Before dawn on a Sunday morning, John Moon decides to get up and do some hunting. Sure, it’s illegal to shoot a deer in the woods out on the mountain at this time of the year, but he has a wife and child to feed—a wife and child who no longer live with him—and he needs to prove that he can provide for them.

John tracks the perfect buck, but after he takes his shot, he discovers that he wasn’t alone in the woods. A young girl had been hidden there—with a few belongings and a whole lot of cash—and his shot killed her.

John takes the cash and tries to cover up the accident, but he finds himself haunted by the dead girl—and tracked by men who will do anything to get the money back.

Set in the mountains, forests, and small towns of rural New York, A Single Shot is a quietly gripping drama, with slowly building suspense that’s made all the more maddening by the story’s solitary setting.

Jones skillfully paints a picture of John Moon’s natural isolation. With his wife and son gone, he lives alone in a trailer on the mountain where he grew up. He has just one neighboring family: the Nobies, who bought his father’s farm. Aside from John and the Nobies, though, the mountain is deserted—and, as you read, you’ll be able to feel the silence that closes in on John as he tries to figure out what he should do.

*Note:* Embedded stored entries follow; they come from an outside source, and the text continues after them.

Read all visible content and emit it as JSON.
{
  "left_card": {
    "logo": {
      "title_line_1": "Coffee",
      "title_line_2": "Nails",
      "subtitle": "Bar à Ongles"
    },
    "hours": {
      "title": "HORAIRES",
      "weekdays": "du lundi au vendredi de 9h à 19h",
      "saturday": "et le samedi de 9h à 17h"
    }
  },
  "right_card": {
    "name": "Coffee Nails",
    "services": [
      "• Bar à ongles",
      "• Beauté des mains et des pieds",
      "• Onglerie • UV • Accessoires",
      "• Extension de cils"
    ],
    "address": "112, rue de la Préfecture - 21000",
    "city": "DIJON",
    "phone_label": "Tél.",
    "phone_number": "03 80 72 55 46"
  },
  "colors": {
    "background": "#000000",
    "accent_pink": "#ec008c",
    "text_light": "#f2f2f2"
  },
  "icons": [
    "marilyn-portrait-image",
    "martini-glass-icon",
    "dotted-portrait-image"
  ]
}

A Single Shot is a short book, but that doesn’t necessarily mean that it’s a quick read. The story is haunting and deliberately paced—but, like John, you’ll have to do a lot of waiting as the story’s quiet suspense gradually builds. Throughout this seven-day journey, not a whole lot happens. John meets with his lawyer. He goes to work (then quits his job). He tries to see his son. He talks to his neighbor. He’s visited by an old friend. Yet the dead girl and the money are always there, in the background. And as the week unfolds, you’ll grow to understand his fears, his desperation, and his paranoia. He’s not exactly a law-abiding citizen; after all, his poaching got him into this mess. But he has the best of intentions: he just wants to take care of his family. Now his whole life is hanging in the balance, and it’ll all fall apart if anyone finds out about the girl.

If you’re in the mood for a fast-paced thriller, you’ll want to look elsewhere. But if you want to curl up on the couch with some haunting, character-driven suspense, you’ll want to pick up a fireside fall read like A Single Shot.